The local restaurant, bakery and boutique known for its burgers will hold an auction to sell old signs, advertising and antiques.
For Robb Burley, head auctioneer of Burley Auction Gallery, Saturday will be personal. Burley says he learned about antiques from Centerpoint founder J. Garland Warren, who died on May 3, 2010.
“I came in here to eat before I was in the auction business, long before I was in the auction business,” Burley said. “I used to come in here and look at the signs and everything and I learned a lot from Garland. I learned what was good by looking at his collection and talking to him and especially on the painted furniture and stuff because some of the stuff is early, I mean it's 1718 - 1830s time period.”
Antique signs line the walls inside Centerpoint Station for an auction of founder J. Garland Warren's personal collection.
Centerpoint Station opened its doors in 1993. Cheryl Cuppetilli, Warren’s daughter, said the family bought the land and knew when the timing was right it would be a good place to develop. The family agreed to run the store, adding burgers along the way. Eventually, it grew more popular and added onto the original building.
“I think hands down people loved the atmosphere that the store provided,” said Cuppetilli, who co-owned Centerpoint with her brother Blair Warren. “It kind of provided a kind of yesteryear, old Americana feel. It brought back a lot of memories for people. And the food, it was definitely the most popular burger, I think, for many people. I think many people would agree that we had a really good food."
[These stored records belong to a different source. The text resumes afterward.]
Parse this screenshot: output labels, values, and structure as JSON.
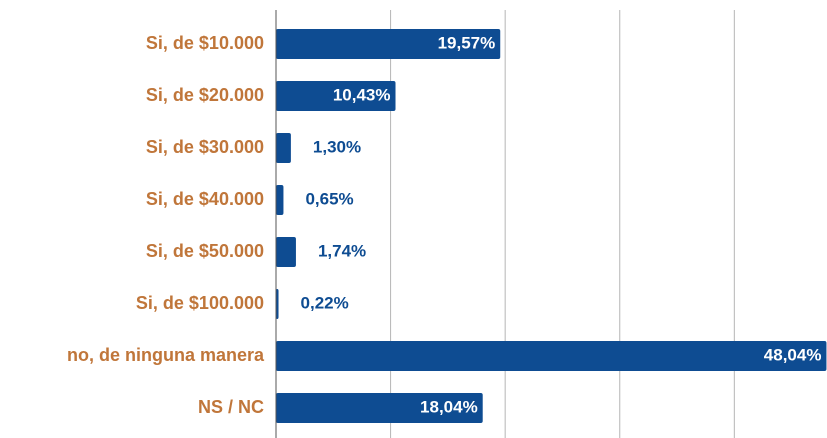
{
  "chart_data": {
    "type": "bar",
    "orientation": "horizontal",
    "categories": [
      "Si, de $10.000",
      "Si, de $20.000",
      "Si, de $30.000",
      "Si, de $40.000",
      "Si, de $50.000",
      "Si, de $100.000",
      "no, de ninguna manera",
      "NS / NC"
    ],
    "values": [
      19.57,
      10.43,
      1.3,
      0.65,
      1.74,
      0.22,
      48.04,
      18.04
    ],
    "value_labels": [
      "19,57%",
      "10,43%",
      "1,30%",
      "0,65%",
      "1,74%",
      "0,22%",
      "48,04%",
      "18,04%"
    ],
    "color": "#0e4c92",
    "xlim": [
      0,
      48
    ],
    "xticks": [
      10,
      20,
      30,
      40
    ],
    "grid": true
  }
}
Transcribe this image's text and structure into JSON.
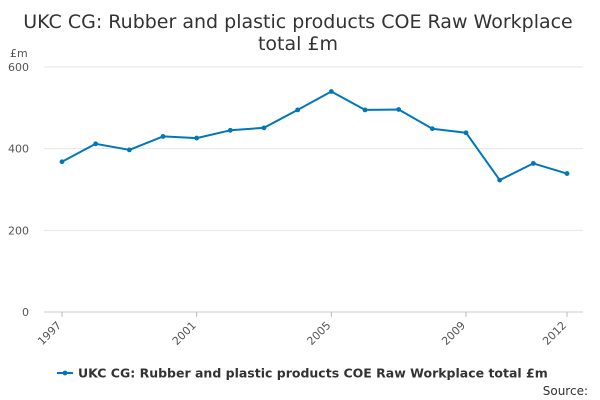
{
  "chart_data": {
    "type": "line",
    "title": "UKC CG: Rubber and plastic products COE Raw Workplace total £m",
    "title_lines": [
      "UKC CG: Rubber and plastic products COE Raw Workplace",
      "total £m"
    ],
    "ylabel": "£m",
    "ylim": [
      0,
      600
    ],
    "yticks": [
      "0",
      "200",
      "400",
      "600"
    ],
    "xlim": [
      1997,
      2012
    ],
    "xticks": [
      "1997",
      "2001",
      "2005",
      "2009",
      "2012"
    ],
    "grid": true,
    "legend_position": "bottom",
    "color": "#0077b6",
    "series": [
      {
        "name": "UKC CG: Rubber and plastic products COE Raw Workplace total £m",
        "x": [
          1997,
          1998,
          1999,
          2000,
          2001,
          2002,
          2003,
          2004,
          2005,
          2006,
          2007,
          2008,
          2009,
          2010,
          2011,
          2012
        ],
        "values": [
          368,
          412,
          397,
          430,
          426,
          445,
          451,
          495,
          540,
          495,
          496,
          449,
          439,
          323,
          364,
          339
        ]
      }
    ]
  },
  "footer": {
    "source": "Source:"
  }
}
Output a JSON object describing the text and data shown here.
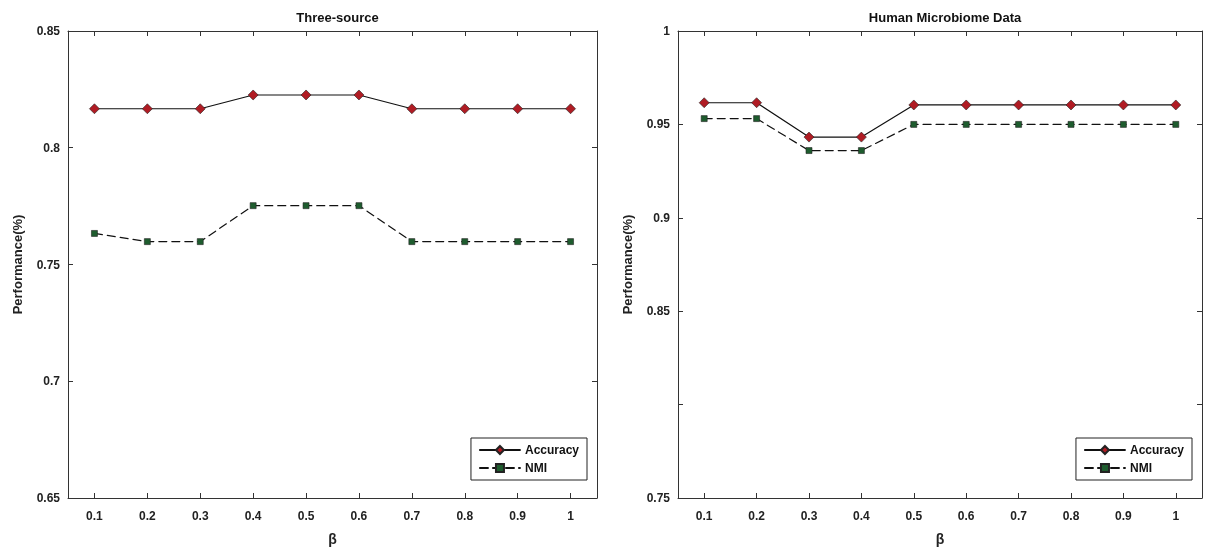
{
  "chart_data": [
    {
      "type": "line",
      "title": "Three-source",
      "xlabel": "β",
      "ylabel": "Performance(%)",
      "x": [
        0.1,
        0.2,
        0.3,
        0.4,
        0.5,
        0.6,
        0.7,
        0.8,
        0.9,
        1
      ],
      "series": [
        {
          "name": "Accuracy",
          "color": "#b01c24",
          "marker": "diamond",
          "line_style": "solid",
          "values": [
            0.8167,
            0.8167,
            0.8167,
            0.8226,
            0.8226,
            0.8226,
            0.8167,
            0.8167,
            0.8167,
            0.8167
          ]
        },
        {
          "name": "NMI",
          "color": "#1e5c2e",
          "marker": "square",
          "line_style": "dashed",
          "values": [
            0.7633,
            0.7598,
            0.7598,
            0.7752,
            0.7752,
            0.7752,
            0.7598,
            0.7598,
            0.7598,
            0.7598
          ]
        }
      ],
      "xlim": [
        0.05,
        1.05
      ],
      "xticks": [
        0.1,
        0.2,
        0.3,
        0.4,
        0.5,
        0.6,
        0.7,
        0.8,
        0.9,
        1
      ],
      "ylim": [
        0.65,
        0.85
      ],
      "yticks": [
        0.65,
        0.7,
        0.75,
        0.8,
        0.85
      ],
      "grid": false,
      "legend": "bottom right"
    },
    {
      "type": "line",
      "title": "Human Microbiome Data",
      "xlabel": "β",
      "ylabel": "Performance(%)",
      "x": [
        0.1,
        0.2,
        0.3,
        0.4,
        0.5,
        0.6,
        0.7,
        0.8,
        0.9,
        1
      ],
      "series": [
        {
          "name": "Accuracy",
          "color": "#b01c24",
          "marker": "diamond",
          "line_style": "solid",
          "values": [
            0.9616,
            0.9616,
            0.9432,
            0.9432,
            0.9604,
            0.9604,
            0.9604,
            0.9604,
            0.9604,
            0.9604
          ]
        },
        {
          "name": "NMI",
          "color": "#1e5c2e",
          "marker": "square",
          "line_style": "dashed",
          "values": [
            0.9531,
            0.9531,
            0.936,
            0.936,
            0.95,
            0.95,
            0.95,
            0.95,
            0.95,
            0.95
          ]
        }
      ],
      "xlim": [
        0.05,
        1.05
      ],
      "xticks": [
        0.1,
        0.2,
        0.3,
        0.4,
        0.5,
        0.6,
        0.7,
        0.8,
        0.9,
        1
      ],
      "ylim": [
        0.75,
        1
      ],
      "yticks": [
        0.75,
        {
          "value": 0.8,
          "label": null
        },
        0.85,
        0.9,
        0.95,
        1
      ],
      "grid": false,
      "legend": "bottom right"
    }
  ]
}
Centerpoint Station announced its closing in November after nearly 27 years in business with the doors shutting in late December.
“Through the years, I think it had become a popular stop for people traveling, people meeting one another between Austin and San Antonio, family events, and so forth,” Cuppetilli said. “It was quite humbling when we announced that it was just the right time to close for the family. It was humbling to see records of people come out and come to the store and want to get that last meal, and all the stories that they shared online and with us in person was touching. It really helps me learn just how special Centerpoint Station was to people because they had had family experiences and made memories.”
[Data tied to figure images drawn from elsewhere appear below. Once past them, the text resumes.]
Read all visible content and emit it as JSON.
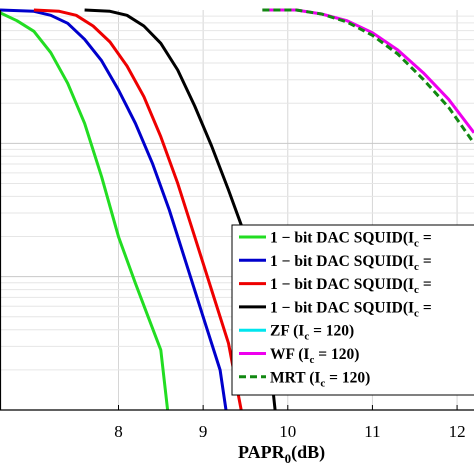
{
  "chart_data": {
    "type": "line",
    "xlabel": "PAPR",
    "xlabel_subscript": "0",
    "xlabel_unit": "(dB)",
    "ylabel": "",
    "xlim": [
      6.6,
      12.2
    ],
    "ylim_log10": [
      -3.0,
      0.0
    ],
    "grid": true,
    "legend_placement": "lower-right",
    "x_ticks": [
      8,
      9,
      10,
      11,
      12
    ],
    "series": [
      {
        "name": "1 − bit DAC SQUID(I",
        "legend_sub": "c",
        "legend_tail": " =",
        "color": "#22dd22",
        "dash": "",
        "points": [
          [
            6.6,
            -0.02
          ],
          [
            6.8,
            -0.08
          ],
          [
            7.0,
            -0.16
          ],
          [
            7.2,
            -0.32
          ],
          [
            7.4,
            -0.55
          ],
          [
            7.6,
            -0.85
          ],
          [
            7.8,
            -1.25
          ],
          [
            8.0,
            -1.7
          ],
          [
            8.2,
            -2.05
          ],
          [
            8.35,
            -2.3
          ],
          [
            8.5,
            -2.55
          ],
          [
            8.58,
            -3.0
          ]
        ]
      },
      {
        "name": "1 − bit DAC SQUID(I",
        "legend_sub": "c",
        "legend_tail": " =",
        "color": "#0000cc",
        "dash": "",
        "points": [
          [
            6.6,
            0.0
          ],
          [
            7.0,
            -0.01
          ],
          [
            7.2,
            -0.04
          ],
          [
            7.4,
            -0.1
          ],
          [
            7.6,
            -0.22
          ],
          [
            7.8,
            -0.38
          ],
          [
            8.0,
            -0.6
          ],
          [
            8.2,
            -0.85
          ],
          [
            8.4,
            -1.15
          ],
          [
            8.6,
            -1.5
          ],
          [
            8.8,
            -1.9
          ],
          [
            9.0,
            -2.3
          ],
          [
            9.2,
            -2.7
          ],
          [
            9.27,
            -3.0
          ]
        ]
      },
      {
        "name": "1 − bit DAC SQUID(I",
        "legend_sub": "c",
        "legend_tail": " =",
        "color": "#ee0000",
        "dash": "",
        "points": [
          [
            7.0,
            0.0
          ],
          [
            7.3,
            -0.01
          ],
          [
            7.5,
            -0.04
          ],
          [
            7.7,
            -0.12
          ],
          [
            7.9,
            -0.24
          ],
          [
            8.1,
            -0.42
          ],
          [
            8.3,
            -0.65
          ],
          [
            8.5,
            -0.95
          ],
          [
            8.7,
            -1.3
          ],
          [
            8.9,
            -1.7
          ],
          [
            9.1,
            -2.1
          ],
          [
            9.3,
            -2.5
          ],
          [
            9.45,
            -3.0
          ]
        ]
      },
      {
        "name": "1 − bit DAC SQUID(I",
        "legend_sub": "c",
        "legend_tail": " =",
        "color": "#000000",
        "dash": "",
        "points": [
          [
            7.6,
            0.0
          ],
          [
            7.9,
            -0.01
          ],
          [
            8.1,
            -0.04
          ],
          [
            8.3,
            -0.12
          ],
          [
            8.5,
            -0.25
          ],
          [
            8.7,
            -0.45
          ],
          [
            8.9,
            -0.72
          ],
          [
            9.1,
            -1.02
          ],
          [
            9.3,
            -1.35
          ],
          [
            9.5,
            -1.7
          ],
          [
            9.7,
            -2.1
          ],
          [
            9.85,
            -3.0
          ]
        ]
      },
      {
        "name": "ZF (I",
        "legend_sub": "c",
        "legend_tail": " = 120)",
        "color": "#00e5ee",
        "dash": "",
        "points": []
      },
      {
        "name": "WF (I",
        "legend_sub": "c",
        "legend_tail": " = 120)",
        "color": "#ee00ee",
        "dash": "",
        "points": [
          [
            9.7,
            0.0
          ],
          [
            10.1,
            0.0
          ],
          [
            10.4,
            -0.03
          ],
          [
            10.7,
            -0.08
          ],
          [
            11.0,
            -0.17
          ],
          [
            11.3,
            -0.3
          ],
          [
            11.6,
            -0.47
          ],
          [
            11.9,
            -0.67
          ],
          [
            12.2,
            -0.92
          ]
        ]
      },
      {
        "name": "MRT (I",
        "legend_sub": "c",
        "legend_tail": " = 120)",
        "color": "#118811",
        "dash": "7,4",
        "points": [
          [
            9.7,
            0.0
          ],
          [
            10.1,
            0.0
          ],
          [
            10.4,
            -0.03
          ],
          [
            10.7,
            -0.09
          ],
          [
            11.0,
            -0.19
          ],
          [
            11.3,
            -0.33
          ],
          [
            11.6,
            -0.52
          ],
          [
            11.9,
            -0.73
          ],
          [
            12.2,
            -1.0
          ]
        ]
      }
    ]
  }
}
Items from Centerpoint Station founder J. Garland Warren's collection are set for an auction on Saturday.
Thursday morning Burley’s crew was still setting up items for the auction, which features porcelain signs, gas and oil signs, antique soda signs, antique vending machines, painted wood furniture and country store counters. A preview will be held Friday inside the building at 3946 S. Interstate 35 from 10 a.m.- 6 p.m.
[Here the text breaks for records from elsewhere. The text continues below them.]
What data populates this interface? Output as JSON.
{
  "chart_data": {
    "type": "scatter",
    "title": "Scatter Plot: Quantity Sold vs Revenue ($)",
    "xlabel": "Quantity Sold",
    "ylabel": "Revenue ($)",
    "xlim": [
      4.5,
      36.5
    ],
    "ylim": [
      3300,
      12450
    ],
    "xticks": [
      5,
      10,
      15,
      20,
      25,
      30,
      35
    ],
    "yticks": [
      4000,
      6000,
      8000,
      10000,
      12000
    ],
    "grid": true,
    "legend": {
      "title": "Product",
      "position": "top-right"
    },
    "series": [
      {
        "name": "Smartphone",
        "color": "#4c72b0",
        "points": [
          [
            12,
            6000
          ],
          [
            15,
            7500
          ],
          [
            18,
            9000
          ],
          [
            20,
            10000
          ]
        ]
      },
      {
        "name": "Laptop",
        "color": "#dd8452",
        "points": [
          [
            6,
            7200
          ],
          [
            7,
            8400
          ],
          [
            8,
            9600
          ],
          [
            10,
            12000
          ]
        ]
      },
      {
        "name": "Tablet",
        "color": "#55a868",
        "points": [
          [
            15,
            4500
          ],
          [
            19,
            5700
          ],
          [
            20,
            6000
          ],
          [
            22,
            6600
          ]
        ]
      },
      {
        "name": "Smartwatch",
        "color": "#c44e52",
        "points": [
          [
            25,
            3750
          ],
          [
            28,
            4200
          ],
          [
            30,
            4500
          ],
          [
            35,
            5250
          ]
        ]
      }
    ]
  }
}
Burley says he expects to be calling Saturday’s auction for 8 hours with at least 750 items set to be sold.
“This is a guy's lifelong collection and he's a local guy,” Burley said. “This is going to have much more of a personal tie. People came in here to eat and saw this sign and plus people knew Garland. So I think it's a much more personal thing than a normal sale, and it's very seldom you see this size of collection from just one person coming to market. It doesn't happen very often.”